ROSEMÈRE VERT

Préoccupée par son environnement et par la qualité de vie de ses citoyens, depuis 1975, la ville de Rosemère a aménagé une douzaine de parcs ainsi que deux parcs-écoles.

Avec les années 80, le développement résidentiel et la qualité de l'environnement sont au premier plan. De 1981 à 1986, la population s'accroît de 11,5%. De 1986 à 1991, le taux d'augmentation fait un bon spectaculaire de 31,6% et la population est évaluée aujourd'hui à environ 13 600 habitants. À cette époque, les services à la population évoluent ; la municipalité s'adapte, les associations bénévoles se multiplient.

En 1990, le caractère champêtre de Rosemère est reconnu ; en effet, la ville se mérite le premier prix provincial de "Ville verte" ainsi que celui de "Ville fleurie". La ville dépose un plan directeur de développement des parcs et espaces verts. Des règlements sont promulgués en vue de l'amélioration de la protection de l'environnement. Rosemère est une des premières villes à contrôler l'utilisation des pesticides. Des activités de compostage, de récupération, de collecte sélective et autres sont mises en œuvre. Rosemère participe activement avec la MRC au projet de gestion intégrée des rejets.

En 1993, Rosemère mérite à nouveau le premier prix provincial de "Ville fleurie" et reçoit deux "Iris" dans la classe Excellence en 1994. Au fil des ans, Rosemère devient naturellement plus verte ; Elle aménage des sentiers naturels d'interprétation de la nature et adapte ses structures et infrastructures aux réalités d'aujourd'hui. Les Services de police, de prévention des incendies et des travaux publics ajustent leurs ressources matérielles aux besoins actuels et prévisibles d'une population qui devrait ultérieurement atteindre près de 15 000 habitants.

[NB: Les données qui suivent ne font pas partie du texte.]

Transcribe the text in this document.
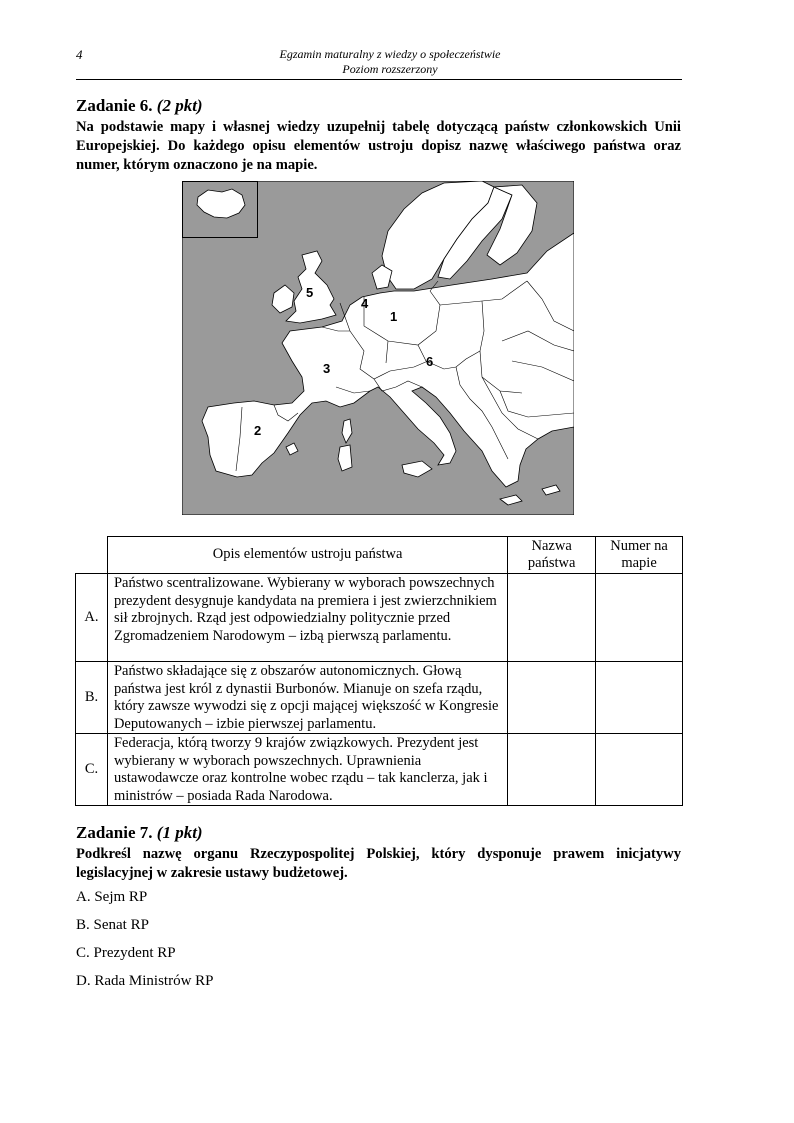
4	Egzamin maturalny z wiedzy o społeczeństwie
Poziom rozszerzony
Zadanie 6. (2 pkt)
Na podstawie mapy i własnej wiedzy uzupełnij tabelę dotyczącą państw członkowskich Unii Europejskiej. Do każdego opisu elementów ustroju dopisz nazwę właściwego państwa oraz numer, którym oznaczono je na mapie.
1
2
3
4
5
6
	Opis elementów ustroju państwa	Nazwa państwa	Numer na mapie
A.	Państwo scentralizowane. Wybierany w wyborach powszechnych prezydent desygnuje kandydata na premiera i jest zwierzchnikiem sił zbrojnych. Rząd jest odpowiedzialny politycznie przed Zgromadzeniem Narodowym – izbą pierwszą parlamentu.		
B.	Państwo składające się z obszarów autonomicznych. Głową państwa jest król z dynastii Burbonów. Mianuje on szefa rządu, który zawsze wywodzi się z opcji mającej większość w Kongresie Deputowanych – izbie pierwszej parlamentu.		
C.	Federacja, którą tworzy 9 krajów związkowych. Prezydent jest wybierany w wyborach powszechnych. Uprawnienia ustawodawcze oraz kontrolne wobec rządu – tak kanclerza, jak i ministrów – posiada Rada Narodowa.		
Zadanie 7. (1 pkt)
Podkreśl nazwę organu Rzeczypospolitej Polskiej, który dysponuje prawem inicjatywy legislacyjnej w zakresie ustawy budżetowej.
A. Sejm RP
B. Senat RP
C. Prezydent RP
D. Rada Ministrów RP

En 1995, la ville remporte deux Iris d'or en classe Excellence au concours "Villes, villages et campagnes fleuris du Québec". Également en 1995, la ville décroche le premier prix dans le cadre de la première édition du concours canadien

"Collectivités en fleurs" dans la catégorie 5 001 à 30 000 de population et obtient, de plus, une mention pour la qualité des parcs de quartier. En 1996, Rosemère rafle trois Iris d'or dans la classe Excellence toujours et participe au concours international "Nations en fleurs" où elle obtient le deuxième prix dans la catégorie 10 000 à 25 000 de population. En 1997, dans la classe Excellence, Rosemère remporte trois Iris d'or et participe, également dans la classe Excellence, au concours "Collectivités en fleurs". Elle y reçoit quatre Fleurs dans cette classe ainsi qu'une mention spéciale pour les arrangements floraux.

En 1998, la ville de Rosemère décroche le prix d'excellence en architecture de paysage dans la catégorie 10 000 à 20 000 de population pour la passerelle aménagée au marais Bouthillier.

Elle maintient ses trois iris au concours "Villes, villages et Campagnes Fleuries du Québec" ainsi que ses quatre fleurs au Concours "Collectivités en Fleurs". La Ville se distingue par la même occasion pour les efforts environnementaux.

En février 2000, la ville de Rosemère a une fois de plus été proclamée vainqueur de l'édition 1999 du concours "Fleurir le Québec" dans la catégorie des municipalités de 10 000 à 20 000 habitants (voir communiqué du 25/03/2000). Rappelons que le concours "Fleurir le Québec" remplace et regroupe l'ancienne compétition "Ville, Villages et Campagnes Fleuries".

Parce que Rosemère a su conserver son caractère champêtre en dépit de son développement urbain et parce que la conservation du patrimoine forestier et l'aménagement urbains de ses espaces verts procurent une qualité de vie exceptionnelle aux citoyens, le jury du concours canadien "Collectivités en Fleurs" lui a accordé cinq fleurs (une note parfaite) ainsi qu'une mention spéciale pour l'effort environnemental, en particulier le compostage. C'est dans la classe Excellence que Rosemère s'est classée, soit celle réservée aux municipalités gagnantes des éditions antérieures du concours.